The shared client redacts sensitive keys before any sink receives an event. This includes prompts, source code, file paths, repository names, raw route names, package slugs, emails, tokens, cookies, URLs, user agents, and authorization fields, while preserving aggregate product fields such as command, duration, success, counts, workflow mode, and signal bucket metadata.

Campaign Attribution

The marketing site and registry can attach campaign attribution fields to web events: UTM source/medium/campaign/content/term/id, first and last touch variants, landing path, referrer domain, click-id provider, and whether a supported click id was present. Raw ad click ids such as twclid, gclid, gbraid, wbraid, fbclid, msclkid, ttclid, and li_fat_id are not included in Decantr telemetry.

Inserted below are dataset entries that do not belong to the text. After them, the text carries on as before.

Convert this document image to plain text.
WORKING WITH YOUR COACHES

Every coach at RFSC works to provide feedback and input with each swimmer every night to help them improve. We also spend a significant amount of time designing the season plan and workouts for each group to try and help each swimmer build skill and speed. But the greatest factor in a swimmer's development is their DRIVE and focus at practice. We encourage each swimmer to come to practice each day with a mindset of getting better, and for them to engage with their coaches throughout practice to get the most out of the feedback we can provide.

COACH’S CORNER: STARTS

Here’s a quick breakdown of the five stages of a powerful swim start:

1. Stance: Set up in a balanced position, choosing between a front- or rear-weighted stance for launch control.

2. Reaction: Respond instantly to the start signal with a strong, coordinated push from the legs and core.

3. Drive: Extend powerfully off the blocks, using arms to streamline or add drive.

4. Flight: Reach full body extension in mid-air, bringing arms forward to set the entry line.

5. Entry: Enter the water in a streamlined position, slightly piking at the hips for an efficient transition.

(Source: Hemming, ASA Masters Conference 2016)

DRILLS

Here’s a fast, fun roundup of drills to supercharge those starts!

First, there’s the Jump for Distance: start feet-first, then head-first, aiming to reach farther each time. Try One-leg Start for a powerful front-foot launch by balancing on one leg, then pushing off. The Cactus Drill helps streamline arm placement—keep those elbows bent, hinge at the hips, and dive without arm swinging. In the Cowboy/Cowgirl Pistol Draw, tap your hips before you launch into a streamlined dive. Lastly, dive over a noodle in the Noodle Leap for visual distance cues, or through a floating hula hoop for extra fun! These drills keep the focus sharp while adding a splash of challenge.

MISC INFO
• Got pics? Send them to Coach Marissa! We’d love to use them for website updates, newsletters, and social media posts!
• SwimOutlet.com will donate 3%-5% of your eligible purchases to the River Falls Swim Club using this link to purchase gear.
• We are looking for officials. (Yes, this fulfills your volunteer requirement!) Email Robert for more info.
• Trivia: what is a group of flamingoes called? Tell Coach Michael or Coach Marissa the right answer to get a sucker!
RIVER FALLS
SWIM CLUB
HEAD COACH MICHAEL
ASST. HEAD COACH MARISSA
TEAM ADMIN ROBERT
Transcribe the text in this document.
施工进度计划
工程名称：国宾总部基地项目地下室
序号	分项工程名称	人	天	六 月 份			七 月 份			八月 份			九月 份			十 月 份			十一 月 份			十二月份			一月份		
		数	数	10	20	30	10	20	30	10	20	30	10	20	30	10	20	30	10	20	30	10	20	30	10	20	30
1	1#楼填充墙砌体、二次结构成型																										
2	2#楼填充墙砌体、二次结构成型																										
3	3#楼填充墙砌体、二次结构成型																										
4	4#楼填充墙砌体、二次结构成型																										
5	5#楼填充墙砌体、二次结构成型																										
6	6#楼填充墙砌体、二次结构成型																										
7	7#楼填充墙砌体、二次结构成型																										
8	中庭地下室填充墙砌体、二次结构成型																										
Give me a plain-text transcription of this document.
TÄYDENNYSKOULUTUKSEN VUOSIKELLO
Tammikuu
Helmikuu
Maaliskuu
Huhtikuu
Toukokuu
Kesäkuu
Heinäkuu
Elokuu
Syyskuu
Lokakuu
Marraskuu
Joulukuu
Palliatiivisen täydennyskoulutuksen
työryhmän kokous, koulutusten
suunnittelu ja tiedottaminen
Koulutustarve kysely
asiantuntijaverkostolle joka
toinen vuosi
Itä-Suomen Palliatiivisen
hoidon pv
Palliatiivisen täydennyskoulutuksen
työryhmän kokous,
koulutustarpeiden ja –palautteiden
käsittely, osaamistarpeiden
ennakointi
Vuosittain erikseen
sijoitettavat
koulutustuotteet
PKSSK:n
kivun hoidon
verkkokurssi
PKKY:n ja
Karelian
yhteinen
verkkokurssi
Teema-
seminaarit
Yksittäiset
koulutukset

decantr.ai and registry.decantr.ai share one opaque first-party anonymous cookie when the browser allows it, so PostHog funnels can connect marketing CTAs to registry exploration and signup intent without collecting personal identifiers.

PostHog

import { createPostHogTelemetrySink, createTelemetryClient } from '@decantr/telemetry';

const telemetry = createTelemetryClient({
  context: {
    source: 'api',
    environment: 'production',
    serviceName: 'decantr-api',
    decantrVersion: '1.7.26',
  },
  sink: createPostHogTelemetrySink({
    apiKey: process.env.POSTHOG_PROJECT_TOKEN!,
    host: process.env.POSTHOG_HOST,
  }),
});

await telemetry.capture({
  name: 'registry.item.resolved',
  context: {
    source: 'api',
    projectId: 'project_opaque_id',
    orgId: 'org_opaque_id',
    registrySource: 'official',
  },
  properties: {
    contentType: 'pattern',
    itemId: 'hero-split',
    namespace: '@official',
    success: true,
  },
});

The PostHog sink uses opaque Decantr IDs as distinct_id, maps orgId and projectId to PostHog groups, and defaults $process_person_profile to false.

Future First-Party Dashboard

The generic fetch sink is intended for a later Decantr-owned ingestion endpoint:

import { createFetchTelemetrySink, createTelemetryClient } from '@decantr/telemetry';

const telemetry = createTelemetryClient({
  sink: createFetchTelemetrySink({
    endpoint: 'https://api.decantr.ai/v1/telemetry/events',
    headers: () => ({ Authorization: `Bearer ${process.env.DECANTR_TELEMETRY_TOKEN}` }),
  }),
});

That endpoint can write raw events and daily rollups into Supabase or an analytics warehouse while PostHog remains the fast product analytics layer.